An investor analyst raised this point at the end of the September-ending quarter. “I understand the revenue base is small (for) Happiest Minds and you are still scaling up your services, so just wanted to understand growth forward in terms of competitive landscape,” asked Jason Soans of Monarch Networth Capital, citing Globant and EPAM.
Venkatraman replied that Happiest Minds is ahead on profitability metrics and its revenue growth is organic. ‘I have been always mentioning they have a huge element of acquisitions coming in to add to their revenue growth, compared to almost 100% of our growth coming in on an organic basis. As far as profitability metrics are concerned, we are better than almost two out of the three and very close to the third one,” he said.
But truth be told, Happiest Minds has actually made two acquisitions in its history. It acquired Cupola in 2018 to strengthen its IoT expertise.
Two of Cupola’s 50 leaders today head HMTL’s analytics and IoT Centers of Excellence. This was followed by OSS Cube with 225 team members, acquired primarily for specific open-source skills and its client, Pimcore!
The confusion about the company’s direction and peer group is evident. Since the IPO, stock brokerages haven’t featured Happiest Minds in any analyst report, nor written about the next generation IT firm.
Currently, Happiest Minds derives 51% of revenue from product engineering services (PES) led by vice-chairman Joseph Anantharaju, 25% from digital business services (DBS), and 21% from infrastructure management and security services. In the PES segment, companies like $501 million Persistent Systems in Pune has a roster of 1,000 customers which is also on the road to helping these clients to modernise their infrastructure.
In terms of industries, Happiest Minds’ exposure in the September 2020 quarter was to edutech (27%), Hitech (19.5%), TME (telecom, media and entertainment at 13%), and banking, financial services and insurance (16%).

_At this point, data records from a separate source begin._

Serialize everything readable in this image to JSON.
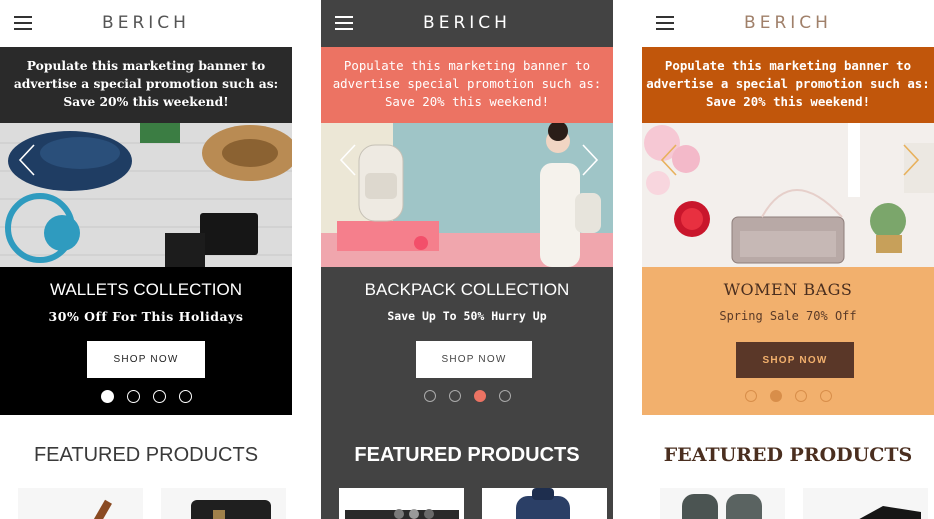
{
  "phones": [
    {
      "brand": "BERICH",
      "promo": "Populate this marketing banner to advertise a special promotion such as: Save 20% this weekend!",
      "slide_title": "WALLETS COLLECTION",
      "slide_subtitle": "30% Off For This Holidays",
      "button_label": "SHOP NOW",
      "active_dot": 1,
      "dots": 4,
      "featured_title": "FEATURED PRODUCTS"
    },
    {
      "brand": "BERICH",
      "promo": "Populate this marketing banner to advertise special promotion such as: Save 20% this weekend!",
      "slide_title": "BACKPACK COLLECTION",
      "slide_subtitle": "Save Up To 50% Hurry Up",
      "button_label": "SHOP NOW",
      "active_dot": 3,
      "dots": 4,
      "featured_title": "FEATURED PRODUCTS"
    },
    {
      "brand": "BERICH",
      "promo": "Populate this marketing banner to advertise a special promotion such as: Save 20% this weekend!",
      "slide_title": "WOMEN BAGS",
      "slide_subtitle": "Spring Sale 70% Off",
      "button_label": "SHOP NOW",
      "active_dot": 2,
      "dots": 4,
      "featured_title": "FEATURED PRODUCTS"
    }
  ],
  "icons": {
    "menu": "hamburger-menu-icon",
    "prev": "chevron-left-icon",
    "next": "chevron-right-icon"
  },
  "colors": {
    "theme1_promo": "#2a2a2a",
    "theme2_promo": "#ec7363",
    "theme3_promo": "#c1560b",
    "theme3_slide": "#f2b06d",
    "theme3_button": "#5a3728"
  }
}
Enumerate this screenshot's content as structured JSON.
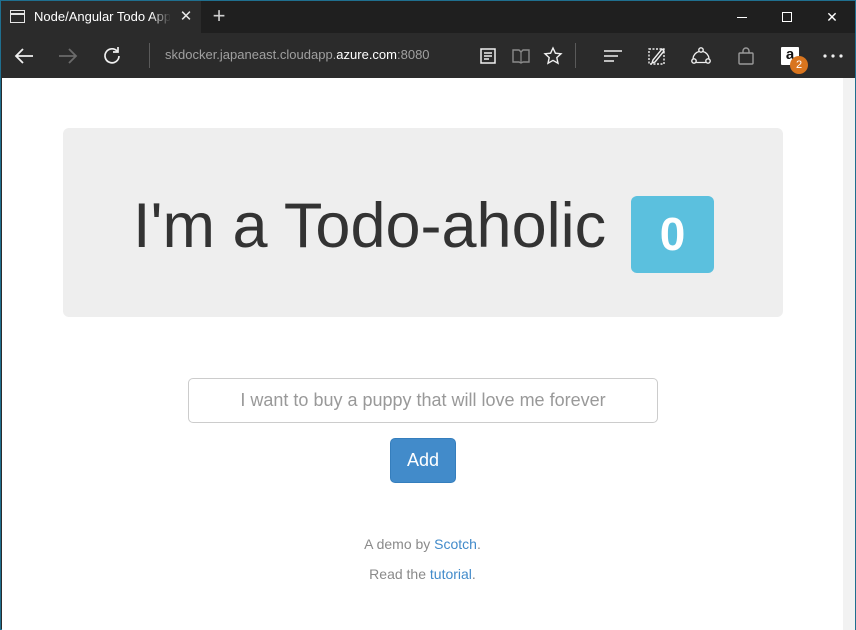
{
  "browser": {
    "tab_title": "Node/Angular Todo App",
    "tab_close": "✕",
    "new_tab": "+",
    "url_prefix": "skdocker.japaneast.cloudapp.",
    "url_domain": "azure.com",
    "url_suffix": ":8080",
    "amazon_badge_count": "2",
    "window_controls": {
      "minimize": "minimize-icon",
      "maximize": "maximize-icon",
      "close": "✕"
    },
    "nav_icons": [
      "back-arrow-icon",
      "forward-arrow-icon",
      "refresh-icon"
    ],
    "toolbar_icons": [
      "reading-view-icon",
      "reading-list-icon",
      "favorite-star-icon",
      "hub-icon",
      "web-note-icon",
      "share-icon",
      "shopping-bag-icon",
      "amazon-extension-icon",
      "more-icon"
    ]
  },
  "page": {
    "title": "I'm a Todo-aholic",
    "todo_count": "0",
    "input_placeholder": "I want to buy a puppy that will love me forever",
    "add_button": "Add",
    "footer": {
      "demo_prefix": "A demo by ",
      "demo_link": "Scotch",
      "demo_suffix": ".",
      "read_prefix": "Read the ",
      "read_link": "tutorial",
      "read_suffix": "."
    }
  },
  "colors": {
    "browser_chrome": "#2b2b2b",
    "jumbotron_bg": "#eeeeee",
    "count_label": "#5bc0de",
    "primary_button": "#428bca",
    "link": "#428bca",
    "amazon_badge": "#d9751e"
  }
}
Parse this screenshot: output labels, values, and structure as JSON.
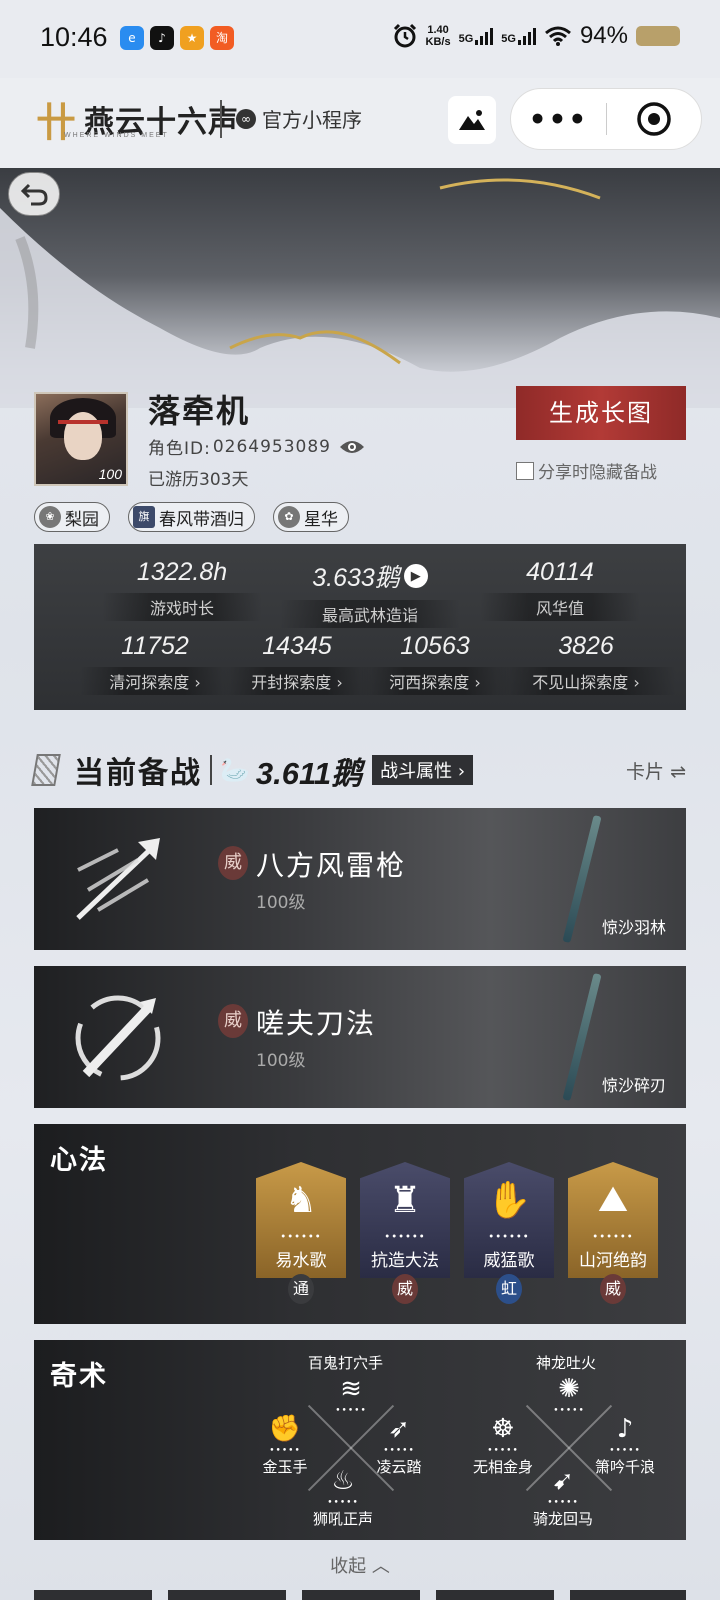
{
  "status_bar": {
    "time": "10:46",
    "apps": [
      {
        "icon": "browser-app-icon",
        "label": "e",
        "color": "#2a8cf0"
      },
      {
        "icon": "douyin-app-icon",
        "label": "♪",
        "color": "#111111"
      },
      {
        "icon": "game-app-icon",
        "label": "★",
        "color": "#f0a020"
      },
      {
        "icon": "taobao-app-icon",
        "label": "淘",
        "color": "#f25c23"
      }
    ],
    "speed_value": "1.40",
    "speed_unit": "KB/s",
    "sig1": "5G",
    "sig2": "5G",
    "battery": "94%"
  },
  "mini_program": {
    "logo_title": "燕云十六声",
    "logo_sub": "WHERE WINDS MEET",
    "official_label": "官方小程序"
  },
  "profile": {
    "name": "落牵机",
    "role_id_label": "角色ID:",
    "role_id": "0264953089",
    "days": "已游历303天",
    "level": "100",
    "generate_button": "生成长图",
    "hide_checkbox": "分享时隐藏备战",
    "tags": [
      {
        "icon": "pear-garden-icon",
        "label": "梨园"
      },
      {
        "icon": "guild-banner-icon",
        "label": "春风带酒归"
      },
      {
        "icon": "star-flower-icon",
        "label": "星华"
      }
    ]
  },
  "stats": {
    "row1": [
      {
        "value": "1322.8h",
        "label": "游戏时长"
      },
      {
        "value": "3.633鹅",
        "label": "最高武林造诣"
      },
      {
        "value": "40114",
        "label": "风华值"
      }
    ],
    "row2": [
      {
        "value": "11752",
        "label": "清河探索度"
      },
      {
        "value": "14345",
        "label": "开封探索度"
      },
      {
        "value": "10563",
        "label": "河西探索度"
      },
      {
        "value": "3826",
        "label": "不见山探索度"
      }
    ]
  },
  "battle": {
    "title": "当前备战",
    "score": "3.611鹅",
    "attr_button": "战斗属性",
    "card_toggle": "卡片 ⇌",
    "weapons": [
      {
        "badge": "威",
        "name": "八方风雷枪",
        "level": "100级",
        "sub": "惊沙羽林"
      },
      {
        "badge": "威",
        "name": "嗟夫刀法",
        "level": "100级",
        "sub": "惊沙碎刃"
      }
    ]
  },
  "xinfa": {
    "title": "心法",
    "items": [
      {
        "name": "易水歌",
        "badge": "通",
        "bg": "#b98b3a",
        "badge_color": "#3a3b3e",
        "glyph": "♞"
      },
      {
        "name": "抗造大法",
        "badge": "威",
        "bg": "#3a3d5a",
        "badge_color": "#6a3a38",
        "glyph": "♜"
      },
      {
        "name": "威猛歌",
        "badge": "虹",
        "bg": "#3a3d5a",
        "badge_color": "#2c4f8a",
        "glyph": "✋"
      },
      {
        "name": "山河绝韵",
        "badge": "威",
        "bg": "#b98b3a",
        "badge_color": "#6a3a38",
        "glyph": "⛰"
      }
    ],
    "dots": "••••••"
  },
  "qishu": {
    "title": "奇术",
    "group1_title": "百鬼打穴手",
    "group2_title": "神龙吐火",
    "group1": [
      {
        "name": "金玉手",
        "glyph": "✊"
      },
      {
        "name": "凌云踏",
        "glyph": "➶"
      },
      {
        "name": "狮吼正声",
        "glyph": "♨"
      }
    ],
    "group2": [
      {
        "name": "无相金身",
        "glyph": "☸"
      },
      {
        "name": "箫吟千浪",
        "glyph": "♪"
      },
      {
        "name": "骑龙回马",
        "glyph": "➹"
      }
    ],
    "top1_glyph": "≋",
    "top2_glyph": "✺",
    "dots": "•••••"
  },
  "collapse_label": "收起"
}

“We had growth in EduTech, industrial manufacturing and media,” said Anantharaju. “But at the same time from an opportunity angle, we are also seeing a fair bit of demand in retail from an e-commerce angle and the hi-tech vertical, which continues to do well.”
A majority of HMTL’s client operations are hosted on the cloud. In EduTech, a lot of its work is around augmenting the remote and online e-learning features of EduTech platforms, helping clients with data collection and analytics to enable students and the faculty to work easily.
In industries like manufacturing, HTML saw clients considering initiatives around digitisation to support their field-support remotely. In retail, client interest has been around e-commerce and analytics to support personalisation and recommendations. “In terms of (our) top 20 customers, all are going through their budgeting process right now, but we do not see any major issues in any of them,” Anantharaju reassured analysts. “Instead of committing to very large projects and programmes, they are doing it in a more phased manner.”
For a young company, Happiest Minds has a stable management in place. What it needs to do now is win a few large accounts to demonstrate its capability at scale. This is not a position anybody would have expected a digital-first technology services firm to be in in the post-COVID world.